Transgender Bathroom Debate: Woman Who Donated Hair To Cancer Patients Harassed In Walmart Bathroom
As the debate rages on over North Carolina’s transgender bathroom bill, and people across the nation are fighting on both sides of the controversy, it seems bathroom vigilantes are creating the exact kind of hostile environment in public bathrooms that they are claiming to be afraid of. Another victim of these gender police has come forward with a video posted to her Facebook page, telling the story of how she was harassed in a Walmart bathroom for looking like a transgender woman.

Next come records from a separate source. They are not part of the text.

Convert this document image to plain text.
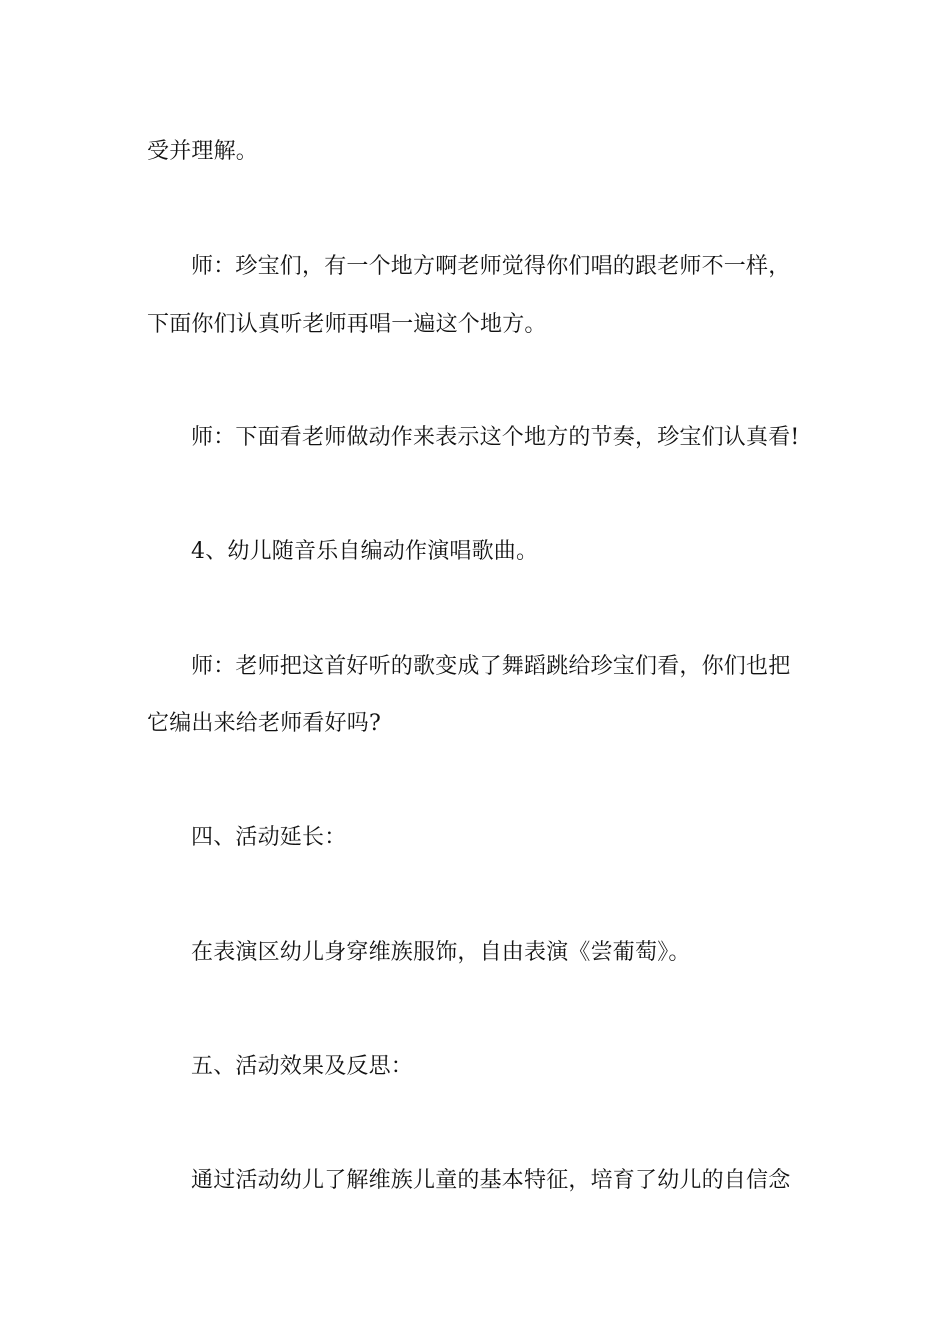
受并理解。
师：珍宝们，有一个地方啊老师觉得你们唱的跟老师不一样，
下面你们认真听老师再唱一遍这个地方。
师：下面看老师做动作来表示这个地方的节奏，珍宝们认真看!
4、幼儿随音乐自编动作演唱歌曲。
师：老师把这首好听的歌变成了舞蹈跳给珍宝们看，你们也把
它编出来给老师看好吗?
四、活动延长：
在表演区幼儿身穿维族服饰，自由表演《尝葡萄》。
五、活动效果及反思：
通过活动幼儿了解维族儿童的基本特征，培育了幼儿的自信念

Twenty-two-year-old Aimee Toms from Naugatuck, Connecticut, took to Facebook on Friday, to share with the world what transpired when she dared to be a woman with short hair, sporting a baseball cap, in a woman’s bathroom. Toms said in her video that as she was washing her hands in a Danbury, Connecticut, bathroom when a woman — believing Toms to be transgender — accosted her, screaming “you are not supposed to be here! You need to leave!” The woman then flipped Aimee off, called her “disgusting,” and stormed out of the bathroom. It took a confused Toms a few minutes to realize that the obnoxious woman had believed she was a transgender woman, using the woman’s bathroom — which, incidentally, is not illegal in Connecticut.

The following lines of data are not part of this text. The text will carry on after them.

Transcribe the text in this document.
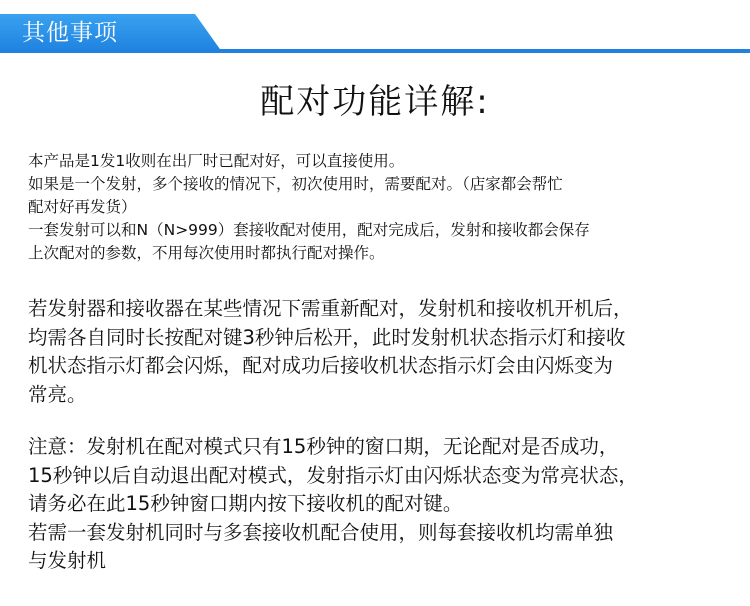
其他事项
配对功能详解:

本产品是1发1收则在出厂时已配对好，可以直接使用。

如果是一个发射，多个接收的情况下，初次使用时，需要配对。（店家都会帮忙

配对好再发货）

一套发射可以和N（N>999）套接收配对使用，配对完成后，发射和接收都会保存

上次配对的参数，不用每次使用时都执行配对操作。

若发射器和接收器在某些情况下需重新配对，发射机和接收机开机后，

均需各自同时长按配对键3秒钟后松开，此时发射机状态指示灯和接收

机状态指示灯都会闪烁，配对成功后接收机状态指示灯会由闪烁变为

常亮。

注意：发射机在配对模式只有15秒钟的窗口期，无论配对是否成功，

15秒钟以后自动退出配对模式，发射指示灯由闪烁状态变为常亮状态，

请务必在此15秒钟窗口期内按下接收机的配对键。

若需一套发射机同时与多套接收机配合使用，则每套接收机均需单独

与发射机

Aimee Toms Mistaken For #Transgender, Harassed In #Walmart #Bathroom https://t.co/NczHFE8ISv pic.twitter.com/EtzCTzC4Ja
— UJReview (@UJReview) May 17, 2016
According to New York Daily News, Toms said she fully believes that it was her short hair, and the baseball cap she wore that made her harasser mistake her for a transgender woman, but that doesn’t justify the woman’s actions.
“If it really takes me pulling up my shirt and showing someone I grew these boobs myself for them to leave me alone in a restroom, I don’t want to live on this planet anymore.”
To add insult to injury, the reason for Aimee’s pixie cut that led to her being mistaken for transgender in a Walmart bathroom is due to her unwavering kindness and charity — something her harasser lacks. This past January was the third time Aimee has cut her hair short in order to donate her locks to the Pantene Beautiful Lengths program, which fashions wigs from donated hair, and gives them, free of charge, to cancer patients, reports the Danbury News-Times.
“Now I am damn happy to rock a pixie cut, if it means that some kid gets my hair and gets to wear it. And that’s worth it to me. You know what isn’t worth it? Being discriminated against in a bathroom by some f**king a**hole who thinks they have a right to decide what gender I am, and that they have a right to judge me for it.”
Toms goes on to liken the transgender bathroom debate, and the discrimination transgender people deal with to what African-Americans faced in the 1960s over segregated bathrooms and water fountains, saying, quite succinctly, that history repeats itself.
Woman says she was verbally attacked after being mistaken for transgender inside a bathroom. https://t.co/UqC7zJyNhm pic.twitter.com/qHuuH88xAZ
— Mother Jones (@MotherJones) May 17, 2016
Aimee also makes a point to bring up the absurd notion those who are for North Carolina’s transgender bathroom bill continue to spout off about — men taking advantage of the law to dress like women and breach the woman’s bathroom to sexually harass girls.
“If a guy was going to commit a crime in a woman’s bathroom, this law isn’t going to invite them to do it, they’re going to do it anyway. See, this law was not in place a year ago, when I almost got raped in a bathroom because a man followed me into the woman’s room… There was no transgender bathroom law that was telling him to go into the woman’s room and sexually assault me.”
In short, bad guys will be bad guys, and they don’t need a law to give them permission to be creeps.
As previously reported by the Inquisitr, Aimee isn’t the first woman to be harassed in a bathroom for eschewing society’s stylistic ideals of what any particular gender should look or dress like, nor is she likely to be the last. The transgender bathroom debate doesn’t look like it will be slowing down any time soon, and in the meantime, it’s not only transgender men and women who have to fear being harassed and victimized while simply trying to use the bathroom — it’s anyone who doesn’t fit into what much of society believes to be the gender normative standard.